In class, I often use a video produced by the Intersex Society of North America, an organization that shut its doors this years in favor of a different advocacy organization, the Accord Alliance. In particular, this segment of that video talks about, and interviews, someone who identifies as a guevedoce, as well as his family. (YouTube won’t allow it to be embedded.)

It’s this issue of how people with various conditions are integrated into social life that is my primary concerns. One of the things intersex activists have been challenging for the past decade or so is infant genital surgery. When children with some sexual development disorders are born with ambiguous genitals they are quite literally made to fit into one of the existing gender categories. “Fixing” them means surgery to make their genitalia more closely resemble “normal” genitals.
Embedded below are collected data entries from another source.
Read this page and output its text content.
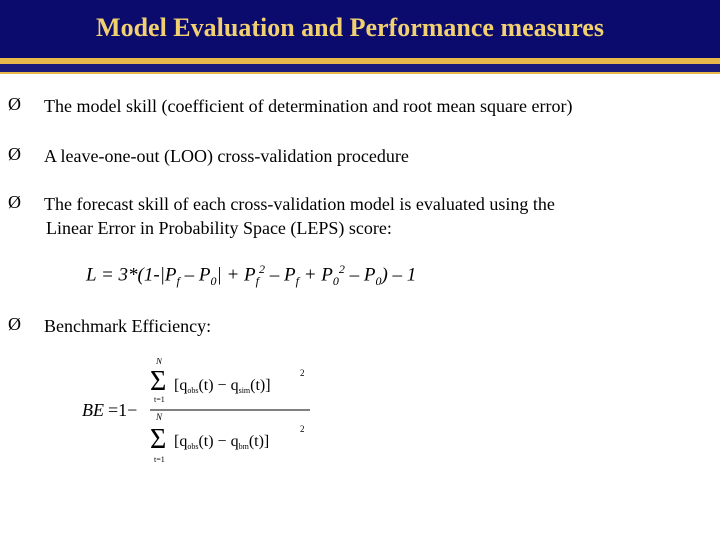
Model Evaluation and Performance measures
Ø The model skill (coefficient of determination and root mean square error)
Ø A leave-one-out (LOO) cross-validation procedure
Ø The forecast skill of each cross-validation model is evaluated using the
Linear Error in Probability Space (LEPS) score:
$L = 3*(1-|P_f - P_0| + P_f^2 - P_f + P_0^2 - P_0) - 1$
Ø Benchmark Efficiency:
BE =1−
N
Σ
t=1
[qobs(t) − qsim(t)]
2
N
Σ
t=1
[qobs(t) − qbm(t)]
2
If the phallus falls inside the middle range, where it’s “too long” for a clitoris or “too short” to be a penis, well, it’s snip-snip time. Many of the decisions to engage in surgery are based not on medical necessity, but social preference. Questions such as, “Will he be able to stand to urinate?” or “Will her partners be turned off by such a large clitoris?” or “How will the parents deal with looking at such a strange body while changing diapers?” can become more important issues when determining whether to operate than such things as “Will cutting part of the phallus off affect this child’s sexuality later in life?” (Ann Fausto-Sterling has an excellent discussion of these issues.)

Not surprisingly, surgeries do affect folks. Many report a loss of sensitivity from having such operations performed on them. (As one of my students once said to the other women in the class about the possibility of having half a clitoris and no sensitivity, “Wouldn’t it just make you tense all the time!”) It’s more than loss of sensitivity, though. There are often other complications that require more than one surgery. Ongoing pain or recurrent infections are not uncommon.

This is one of those spaces where I get all anti-normalization. These people’s bodies are being normalized–they are being reconstructed so they fit within normative assumptions about what genitalia must look like based on statistical averages. And, it’s done without their consent. Intersex activists have been successful in increasing awareness in the medical profession, but there are still issues. Many of these flow from the gender order we have in this society. The problem with such medically unnecessary genital surgeries isn’t these babies’ bodies, but social beliefs about what those bodies are supposed to look like.